Around 3am, one of our main storage devices restarted and when it booted - BAM “Pool 1 RAID Group 1 is inactive.” Excuse me? The drives are in RAID 10 and hadn’t reported any faults until this moment. Granted, this particular model of QNAP device, the QNAP TS-879U-RP, has caused us significant heartache in the past.
This time, the primary storage volume had completely disappeared and the group of drives it was on is now “inactive”. We have backups that will completely cover us, but we just had an outage a month ago so I don’t want to have this storage unavailable for 4-6 hours while we restore from backups.

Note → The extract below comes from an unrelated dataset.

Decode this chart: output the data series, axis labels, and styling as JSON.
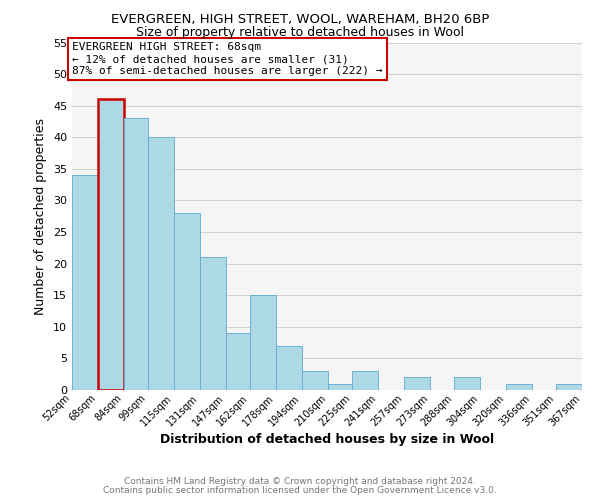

What do you do when nothing else can go wrong? Try things you have no idea what you’re doing!
My main resources were:
By ssh-ing into the device I could access the terminal to run a variety of commands that aren’t available in the
lovely bloated broken frustrating web interface.
md_checker gave me an idea of what the device saw from the drives - which was not good. 3 drives are reporting that they’re missing.
Recovering the Drives
I know that all the drives are just fine, so I want to try to put humpty-dumpty back together.
mdadm -AfR /dev/md1 /dev/sde3 /dev/sdf3 /dev/sdb3 /dev/sda3 /dev/sdg3 /dev/sdh3 /dev/sdi3 /dev/sdj3
mdadm -AfR is a gentle/safer way to place the drives back together, but it didn’t work in our scenario. It was good to get familiar with the ordering of the entire mount point and the disks in order as seem in md_checker.
/dev/md1: (the volume label from md_checker)
/dev/sde3: (first hard drive listed in the array and so forth)
mdadm -CfR –assume-clean /dev/md1 -l 10 -n 8 /dev/sde3 /dev/sdf3 /dev/sdb3 /dev/sda3 /dev/sdg3 /dev/sdh3 /dev/sdi3 /dev/sdj3
It was time to tuck your head between your knees, take a deep breath and accept that things aren’t going to go together easily but you still have a shot. This command forced the array to reassemble (good thing I had the drives in the right order in the command) but the volume remained offline.
-l 10: (RAID 10)
-n 8: (8 drives)
-assume-clean: (Ignore what we think about the drives and just go with it)
I naively assumed that a old-fashioned mount command would bring the volume back to the QNAP device. haha, so silly.
Fortunately, there’s a script on the device to handle these moments of bringing the volume back online. I was able to take a couple deep breaths and enjoy the rest of my day without a major outage window.